Every sixth person in Montenegro is LGBT, which makes a significant and hardly negligible number of citizens, and thus potential patients. Despite this fact, doctors and other medical workers receive inadequate and incomplete education on a wide range of matters of sexuality and gender identity, poorly dedicating themselves to human sexuality in general, thus most of them do not possess the necessary skills in counseling and communications with lesbian, gay, bisexual or transgender persons. To a large extent, basic health care needs of LGBT community are no different than those of heterosexual population, although there are some additional health care issues and requirements, and the biggest disparity is in the availability of adequate health care and the gap in the physician - patient relationship.
The Good practice guidelines were developed in response to deeply rooted stereotypical attitudes and prejudices towards LGBT people. This publication is intended for the interested medical personnel who want to know more about different sexual orientations than heterosexual and gender identities - throughout history to the present, the basic concepts, identities, common prejudices and misconceptions about the LGBT people. Our goal is to promote education, increase tolerance and understanding towards people who are different and provide useful information that will contribute to better communication in the doctor - patient relationship.

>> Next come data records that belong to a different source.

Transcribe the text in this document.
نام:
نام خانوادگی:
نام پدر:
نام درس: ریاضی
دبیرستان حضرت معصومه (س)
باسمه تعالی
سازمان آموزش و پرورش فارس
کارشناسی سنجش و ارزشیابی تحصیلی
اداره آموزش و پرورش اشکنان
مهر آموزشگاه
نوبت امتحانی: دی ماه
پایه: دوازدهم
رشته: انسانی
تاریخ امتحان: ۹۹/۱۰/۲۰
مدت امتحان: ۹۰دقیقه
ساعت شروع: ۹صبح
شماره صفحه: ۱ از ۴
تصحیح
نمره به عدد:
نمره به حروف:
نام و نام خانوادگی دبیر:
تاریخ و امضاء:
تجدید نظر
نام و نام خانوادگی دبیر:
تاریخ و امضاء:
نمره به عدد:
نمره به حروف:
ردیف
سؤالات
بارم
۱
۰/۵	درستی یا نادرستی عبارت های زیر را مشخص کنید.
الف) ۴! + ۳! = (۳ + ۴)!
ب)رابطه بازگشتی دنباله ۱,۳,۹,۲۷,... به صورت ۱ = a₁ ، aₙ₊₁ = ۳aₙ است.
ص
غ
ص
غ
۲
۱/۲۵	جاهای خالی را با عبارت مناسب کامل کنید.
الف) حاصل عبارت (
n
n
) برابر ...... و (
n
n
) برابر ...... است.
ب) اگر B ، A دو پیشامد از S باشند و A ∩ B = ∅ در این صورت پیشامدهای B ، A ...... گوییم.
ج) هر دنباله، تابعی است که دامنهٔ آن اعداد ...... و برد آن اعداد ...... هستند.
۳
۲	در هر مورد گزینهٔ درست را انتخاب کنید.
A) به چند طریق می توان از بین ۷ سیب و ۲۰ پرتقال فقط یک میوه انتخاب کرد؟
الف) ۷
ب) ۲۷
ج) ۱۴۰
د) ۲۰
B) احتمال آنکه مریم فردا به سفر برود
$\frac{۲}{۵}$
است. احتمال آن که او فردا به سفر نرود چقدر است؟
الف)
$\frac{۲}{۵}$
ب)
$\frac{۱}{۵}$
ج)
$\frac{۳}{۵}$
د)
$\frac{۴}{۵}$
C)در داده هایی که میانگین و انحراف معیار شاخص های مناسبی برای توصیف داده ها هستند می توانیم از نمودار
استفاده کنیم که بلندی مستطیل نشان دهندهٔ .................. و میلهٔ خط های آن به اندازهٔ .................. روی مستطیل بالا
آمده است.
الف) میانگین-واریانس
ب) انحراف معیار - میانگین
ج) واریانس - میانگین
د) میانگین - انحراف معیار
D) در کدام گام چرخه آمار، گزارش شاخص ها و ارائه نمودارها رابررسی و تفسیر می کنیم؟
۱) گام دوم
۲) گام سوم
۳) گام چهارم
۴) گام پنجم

Third and amended edition of the Good practice guidelines for medical workers is a part of the project “Adequate and accessible health care for all,” implemented by NGO Juventas in order to promote and protect human rights of LGBT persons in the area of health care services provision in Montenegro. The project included educational and participatory activities, raising awareness and sensitivity activities aiming at promotion of patients’ rights (with a special emphasis on sexual orientation and gender identity), respect and understanding of differences, improvement of communication and relationship between doctors and patients, therefore contribution to a more tolerant society we live in. Target group of the project are medical workers, employees in primary, secondary and tertiary health care institutions, as well as Medical faculty students.